Oh gosh look, my second piece of writing advice on this blog ever.
I told you I’d keep this blog relatively free of writing advice, because it’s my belief you should only take advice from people who have been paid to write, who have broken past gatekeepers and been acknowledged as knowing what they are doing. After all, it’s their profession. As I’m still an unpublished amateur, I don’t want to tell people that you must write this way or that way.
HOWEVER. I do have one bit of advice I think will be very useful. It’s not about how to write well or how to make interesting characters, or even how to write something that will sell. I can’t advise on quick fixes, and I can’t advise you on how to structure or write dialogue with subtext or make realistic consequences.

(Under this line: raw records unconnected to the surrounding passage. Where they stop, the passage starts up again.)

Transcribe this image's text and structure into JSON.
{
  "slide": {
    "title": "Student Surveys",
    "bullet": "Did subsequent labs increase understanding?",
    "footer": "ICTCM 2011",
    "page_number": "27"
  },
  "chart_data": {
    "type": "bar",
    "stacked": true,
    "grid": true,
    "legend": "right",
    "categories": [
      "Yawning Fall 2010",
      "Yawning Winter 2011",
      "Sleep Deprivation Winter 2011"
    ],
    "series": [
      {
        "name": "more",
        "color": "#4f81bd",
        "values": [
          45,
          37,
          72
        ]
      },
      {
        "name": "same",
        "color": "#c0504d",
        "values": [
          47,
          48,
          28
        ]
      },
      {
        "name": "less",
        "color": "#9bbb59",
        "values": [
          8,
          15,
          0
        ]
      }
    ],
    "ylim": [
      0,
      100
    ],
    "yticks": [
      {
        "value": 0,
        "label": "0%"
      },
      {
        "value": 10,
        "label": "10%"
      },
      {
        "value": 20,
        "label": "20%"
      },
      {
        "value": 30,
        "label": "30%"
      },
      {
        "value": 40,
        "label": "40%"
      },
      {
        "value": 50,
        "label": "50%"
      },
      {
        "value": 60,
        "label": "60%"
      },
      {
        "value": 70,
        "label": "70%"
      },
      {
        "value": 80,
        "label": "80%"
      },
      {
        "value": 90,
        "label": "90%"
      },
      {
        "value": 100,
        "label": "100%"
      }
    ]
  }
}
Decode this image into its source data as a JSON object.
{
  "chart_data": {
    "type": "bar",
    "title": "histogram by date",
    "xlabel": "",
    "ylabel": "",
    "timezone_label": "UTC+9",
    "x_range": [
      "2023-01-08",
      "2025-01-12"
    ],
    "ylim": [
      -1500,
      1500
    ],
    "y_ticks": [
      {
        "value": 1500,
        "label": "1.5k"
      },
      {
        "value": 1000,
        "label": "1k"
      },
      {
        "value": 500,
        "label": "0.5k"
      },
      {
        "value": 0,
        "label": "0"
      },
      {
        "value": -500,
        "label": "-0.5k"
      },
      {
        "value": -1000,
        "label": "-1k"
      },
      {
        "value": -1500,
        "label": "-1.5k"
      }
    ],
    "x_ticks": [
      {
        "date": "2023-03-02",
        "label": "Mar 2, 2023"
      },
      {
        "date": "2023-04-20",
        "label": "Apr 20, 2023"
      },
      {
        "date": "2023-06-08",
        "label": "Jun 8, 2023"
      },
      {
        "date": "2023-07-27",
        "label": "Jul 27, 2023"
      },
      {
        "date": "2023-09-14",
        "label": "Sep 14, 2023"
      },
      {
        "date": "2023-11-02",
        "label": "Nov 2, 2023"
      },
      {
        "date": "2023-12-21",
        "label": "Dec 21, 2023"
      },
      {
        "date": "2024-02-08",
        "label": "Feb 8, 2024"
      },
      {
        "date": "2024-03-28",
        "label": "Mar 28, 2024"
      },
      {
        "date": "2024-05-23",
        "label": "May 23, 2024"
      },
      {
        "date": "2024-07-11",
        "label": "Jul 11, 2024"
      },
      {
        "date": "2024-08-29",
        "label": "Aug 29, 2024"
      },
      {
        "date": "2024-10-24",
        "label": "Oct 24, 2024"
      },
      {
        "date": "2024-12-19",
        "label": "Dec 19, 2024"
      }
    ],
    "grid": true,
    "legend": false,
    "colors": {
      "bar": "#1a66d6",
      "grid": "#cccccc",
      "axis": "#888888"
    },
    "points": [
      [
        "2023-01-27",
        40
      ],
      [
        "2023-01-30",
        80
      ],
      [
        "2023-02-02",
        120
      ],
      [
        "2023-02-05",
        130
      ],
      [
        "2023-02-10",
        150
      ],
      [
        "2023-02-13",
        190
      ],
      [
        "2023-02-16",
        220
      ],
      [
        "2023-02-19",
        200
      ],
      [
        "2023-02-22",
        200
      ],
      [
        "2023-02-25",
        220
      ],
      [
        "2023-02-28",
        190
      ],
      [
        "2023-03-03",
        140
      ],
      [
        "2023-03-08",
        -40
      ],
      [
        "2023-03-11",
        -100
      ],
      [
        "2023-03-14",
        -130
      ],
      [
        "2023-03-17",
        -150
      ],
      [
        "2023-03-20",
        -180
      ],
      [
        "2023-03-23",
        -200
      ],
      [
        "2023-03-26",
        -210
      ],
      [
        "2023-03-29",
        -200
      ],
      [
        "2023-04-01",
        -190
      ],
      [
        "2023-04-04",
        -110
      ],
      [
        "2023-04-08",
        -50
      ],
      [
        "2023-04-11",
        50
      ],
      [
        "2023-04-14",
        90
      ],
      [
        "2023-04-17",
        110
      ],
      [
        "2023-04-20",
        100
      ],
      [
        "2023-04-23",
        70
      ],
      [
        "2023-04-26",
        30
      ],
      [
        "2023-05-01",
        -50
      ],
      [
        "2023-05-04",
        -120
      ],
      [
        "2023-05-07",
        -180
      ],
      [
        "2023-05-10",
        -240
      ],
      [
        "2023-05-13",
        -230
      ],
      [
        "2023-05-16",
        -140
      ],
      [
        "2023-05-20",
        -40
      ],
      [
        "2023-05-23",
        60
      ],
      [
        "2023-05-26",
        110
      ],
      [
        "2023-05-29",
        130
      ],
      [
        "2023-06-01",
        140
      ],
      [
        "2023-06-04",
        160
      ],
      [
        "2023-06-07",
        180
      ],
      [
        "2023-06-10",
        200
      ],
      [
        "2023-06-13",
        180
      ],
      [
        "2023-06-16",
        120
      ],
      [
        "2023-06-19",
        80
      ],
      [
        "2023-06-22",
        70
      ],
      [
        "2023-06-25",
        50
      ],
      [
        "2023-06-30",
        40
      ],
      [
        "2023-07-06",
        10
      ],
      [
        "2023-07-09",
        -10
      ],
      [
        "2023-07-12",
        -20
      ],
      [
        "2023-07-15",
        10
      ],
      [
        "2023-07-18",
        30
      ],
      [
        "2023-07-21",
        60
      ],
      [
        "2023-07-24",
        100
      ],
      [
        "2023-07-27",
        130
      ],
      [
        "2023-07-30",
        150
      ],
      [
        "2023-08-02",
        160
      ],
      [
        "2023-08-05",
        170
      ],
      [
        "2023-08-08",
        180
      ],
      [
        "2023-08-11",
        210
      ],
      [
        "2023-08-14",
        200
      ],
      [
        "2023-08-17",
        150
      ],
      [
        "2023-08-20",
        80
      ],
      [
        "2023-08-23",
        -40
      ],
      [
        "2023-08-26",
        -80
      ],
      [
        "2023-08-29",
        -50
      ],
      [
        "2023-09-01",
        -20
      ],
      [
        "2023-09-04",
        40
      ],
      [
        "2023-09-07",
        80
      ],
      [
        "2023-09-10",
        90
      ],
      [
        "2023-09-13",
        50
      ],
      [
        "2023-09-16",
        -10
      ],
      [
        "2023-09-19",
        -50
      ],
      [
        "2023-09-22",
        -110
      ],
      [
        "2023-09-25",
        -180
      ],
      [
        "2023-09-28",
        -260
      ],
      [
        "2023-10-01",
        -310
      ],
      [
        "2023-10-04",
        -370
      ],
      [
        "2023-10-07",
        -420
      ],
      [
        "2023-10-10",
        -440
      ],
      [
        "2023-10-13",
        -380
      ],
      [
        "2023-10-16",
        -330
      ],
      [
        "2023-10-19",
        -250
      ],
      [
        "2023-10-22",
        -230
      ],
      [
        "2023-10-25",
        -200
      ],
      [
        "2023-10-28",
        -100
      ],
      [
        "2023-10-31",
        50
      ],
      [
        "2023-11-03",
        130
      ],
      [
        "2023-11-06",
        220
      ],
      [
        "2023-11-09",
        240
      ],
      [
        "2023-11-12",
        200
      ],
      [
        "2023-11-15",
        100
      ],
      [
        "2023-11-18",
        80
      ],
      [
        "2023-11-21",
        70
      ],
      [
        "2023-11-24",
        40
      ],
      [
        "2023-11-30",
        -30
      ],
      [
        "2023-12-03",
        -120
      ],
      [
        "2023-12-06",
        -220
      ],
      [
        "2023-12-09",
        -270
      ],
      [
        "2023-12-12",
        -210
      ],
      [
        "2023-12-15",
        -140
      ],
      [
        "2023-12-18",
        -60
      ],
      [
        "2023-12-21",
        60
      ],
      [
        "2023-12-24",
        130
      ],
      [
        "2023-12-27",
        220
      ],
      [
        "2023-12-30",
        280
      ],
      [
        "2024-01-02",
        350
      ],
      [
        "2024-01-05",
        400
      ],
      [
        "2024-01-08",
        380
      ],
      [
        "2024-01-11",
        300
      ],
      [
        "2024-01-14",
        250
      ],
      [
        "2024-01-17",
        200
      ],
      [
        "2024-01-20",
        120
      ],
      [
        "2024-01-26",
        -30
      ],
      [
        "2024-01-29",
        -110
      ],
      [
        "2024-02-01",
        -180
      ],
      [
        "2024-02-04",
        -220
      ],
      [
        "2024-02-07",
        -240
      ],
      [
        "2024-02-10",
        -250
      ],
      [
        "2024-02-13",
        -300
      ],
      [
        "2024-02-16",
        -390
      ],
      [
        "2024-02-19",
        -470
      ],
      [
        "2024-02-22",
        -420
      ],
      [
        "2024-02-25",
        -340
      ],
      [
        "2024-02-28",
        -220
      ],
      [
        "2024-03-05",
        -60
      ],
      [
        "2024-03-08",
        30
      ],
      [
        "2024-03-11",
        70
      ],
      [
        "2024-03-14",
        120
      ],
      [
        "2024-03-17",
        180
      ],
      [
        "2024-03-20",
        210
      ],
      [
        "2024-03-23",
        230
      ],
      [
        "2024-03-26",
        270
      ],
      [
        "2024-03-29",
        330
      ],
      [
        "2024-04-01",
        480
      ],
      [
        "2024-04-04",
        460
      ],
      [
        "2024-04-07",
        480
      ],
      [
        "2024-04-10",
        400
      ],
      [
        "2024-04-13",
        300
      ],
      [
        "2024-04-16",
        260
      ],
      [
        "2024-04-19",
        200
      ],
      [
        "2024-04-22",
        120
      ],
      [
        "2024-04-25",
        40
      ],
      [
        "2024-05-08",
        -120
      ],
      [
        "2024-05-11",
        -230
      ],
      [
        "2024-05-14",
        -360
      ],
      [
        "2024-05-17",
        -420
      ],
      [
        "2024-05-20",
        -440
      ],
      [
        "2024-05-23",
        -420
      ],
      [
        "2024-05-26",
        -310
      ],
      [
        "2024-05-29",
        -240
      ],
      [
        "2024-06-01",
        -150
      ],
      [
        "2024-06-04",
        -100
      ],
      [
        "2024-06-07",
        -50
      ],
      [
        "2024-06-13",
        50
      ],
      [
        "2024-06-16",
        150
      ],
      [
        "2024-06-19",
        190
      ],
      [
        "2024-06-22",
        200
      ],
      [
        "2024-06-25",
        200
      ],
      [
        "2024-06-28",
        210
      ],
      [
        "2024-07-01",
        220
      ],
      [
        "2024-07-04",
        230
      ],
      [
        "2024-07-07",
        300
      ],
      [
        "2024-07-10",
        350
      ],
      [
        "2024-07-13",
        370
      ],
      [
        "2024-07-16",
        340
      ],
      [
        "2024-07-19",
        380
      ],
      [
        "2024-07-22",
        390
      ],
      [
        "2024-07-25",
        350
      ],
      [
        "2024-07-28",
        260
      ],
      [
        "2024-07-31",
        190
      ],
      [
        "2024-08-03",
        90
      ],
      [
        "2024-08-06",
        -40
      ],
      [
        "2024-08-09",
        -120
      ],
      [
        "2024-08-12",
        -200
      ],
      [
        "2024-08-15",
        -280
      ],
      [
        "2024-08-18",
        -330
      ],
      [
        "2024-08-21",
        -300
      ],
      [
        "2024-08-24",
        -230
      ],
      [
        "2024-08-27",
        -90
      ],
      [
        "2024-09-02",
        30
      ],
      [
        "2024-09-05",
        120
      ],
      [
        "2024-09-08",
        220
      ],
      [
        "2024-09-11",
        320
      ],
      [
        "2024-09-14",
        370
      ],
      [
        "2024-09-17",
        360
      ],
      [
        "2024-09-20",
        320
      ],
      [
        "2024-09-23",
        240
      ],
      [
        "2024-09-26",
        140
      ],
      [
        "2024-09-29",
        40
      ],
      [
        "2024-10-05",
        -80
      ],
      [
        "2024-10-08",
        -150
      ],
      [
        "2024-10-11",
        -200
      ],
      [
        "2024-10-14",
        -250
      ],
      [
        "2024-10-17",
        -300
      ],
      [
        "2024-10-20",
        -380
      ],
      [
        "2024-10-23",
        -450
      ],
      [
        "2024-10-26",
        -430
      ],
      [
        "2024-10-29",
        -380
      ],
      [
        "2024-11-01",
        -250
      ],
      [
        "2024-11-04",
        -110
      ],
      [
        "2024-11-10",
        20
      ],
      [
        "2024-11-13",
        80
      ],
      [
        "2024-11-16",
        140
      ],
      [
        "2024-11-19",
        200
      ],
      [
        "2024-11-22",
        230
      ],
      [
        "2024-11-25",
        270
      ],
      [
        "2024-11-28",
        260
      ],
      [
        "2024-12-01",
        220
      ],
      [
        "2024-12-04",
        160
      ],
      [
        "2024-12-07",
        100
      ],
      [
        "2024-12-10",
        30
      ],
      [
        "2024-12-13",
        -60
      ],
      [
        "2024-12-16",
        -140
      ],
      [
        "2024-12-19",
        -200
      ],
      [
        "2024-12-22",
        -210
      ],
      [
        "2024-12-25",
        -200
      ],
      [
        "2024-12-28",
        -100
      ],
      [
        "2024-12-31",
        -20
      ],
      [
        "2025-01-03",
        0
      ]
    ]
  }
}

HOWEVER (again) please remember this advice next time you’re writing:
When you’re writing (as we, as writers, do) and you decide to pause for the night, DO NOT stop writing just because you’re not sure what comes next. Stop during something that you’re excited about or know exactly what’s going on. Stop when you know what you’re going to write next, and then go to sleep.
The reason for this is because when I pause after a resolution, I’m often looking for a way to step into the next conflict. Because I’ve taken a break in both the narrative and the writing process itself, my mind takes a break as well. I sit there staring at the screen, even if I’ve plotted it out, and wonder why my characters aren’t doing anything interesting.
You see, if I’d stopped when they were in the middle of a conflict, I’d be able to get back to writing the rest of that conflict the next day, then I’d break the seal (usually around 500 words for me, but it can differ) and the juices will flow again and the birds will sing and the butterflies will dance over the rainbow and unicorns will fart jellybeans. You know, all that happy stuff.